Wed, Sep 19, 2012, 01:00

   

The French car manufacturer’s electric concept car is not the most reliable model the company has ever built, but it shows enough style and power to hint at the future, writes NEIL BRISCOE

‘OKAY, IGNITION to on, battery-management system to on, fan to on. Now hit the power switch.” I do as I’m instructed, flicking upward a small metal toggle that’s protected by a fighter-jet-style red cover. There are some gurgling and clicking noises from behind our heads, and a drone from a cooling fan, but there is no forward motion.

It feels almost like being a test pilot, or maybe being on board Apollo 13. Except that instead of plummeting to Earth or drifting in space, we’ve merely rolled to a stop in the middle of a race track.

“Ah, the joys of the prototype,” muses Patrick Arnaud.

Arnaud is both the designer of and (for today) mother hen to the Citroën Survolt, a one-of-a-kind electric race car, which Citroën is using to promote both its design and engineering capability.

It’s tiny, barely occupying any more road space than a C3 hatchback, but the roofline struggles to get higher than my hip. The low nose is ringed with chrome and boldly sweeping carbon fibre air ducts, while the rear is mounted by a broad, flat spoiler. It’s both aggressively racy and surprisingly feminine – a very French concoction.

Inside, you get the expected, stripped-out race car cabin. Behind the tiny, chopped-off wheel there lies a structure which could possibly hold some sort of futuristic instrument panel but which today, away from the smoke and mirrors of the motor show stand, is merely heavily sculpted black plastic.

The real instrument panels are a small screen set into the steering wheel, and a larger data-panel that juts out above the passenger’s knees.

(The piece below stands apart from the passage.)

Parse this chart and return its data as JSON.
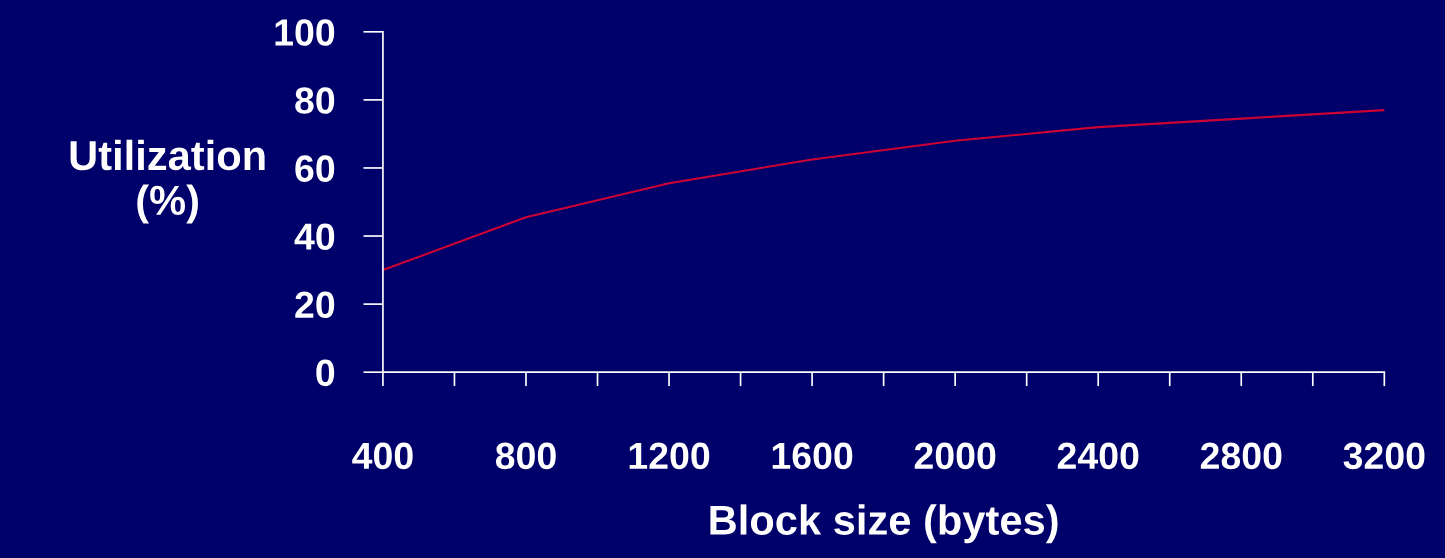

Passenger? Oh yes, there are two proper seats in this racer, Sparco buckets tastefully upholstered in leather and Alcantara. Only Citroën would build a race car that’s also comfortable.

Well, nearly comfortable. The seat and steering wheel were designed for tiny, skinny racing jockeys, so this bulky journalist is cramped and confined, with even that tiny wheel bumping into his kneecaps on full lock. Still, I’m not here to report on the Survolt’s ergonomics. This is about something else.

“Survolt is a concept car, so we don’t want to make a stock car with it,” says Arnaud. “It’s only a concept. We did it in 2010, just after the Revolte concept car, and we wanted to do something more sporty than that car. So the Survolt is electric and also a little bit feminine. It’s not like other race cars. Race cars are for men, Revolte was obviously for women and we wanted to do something in-between.”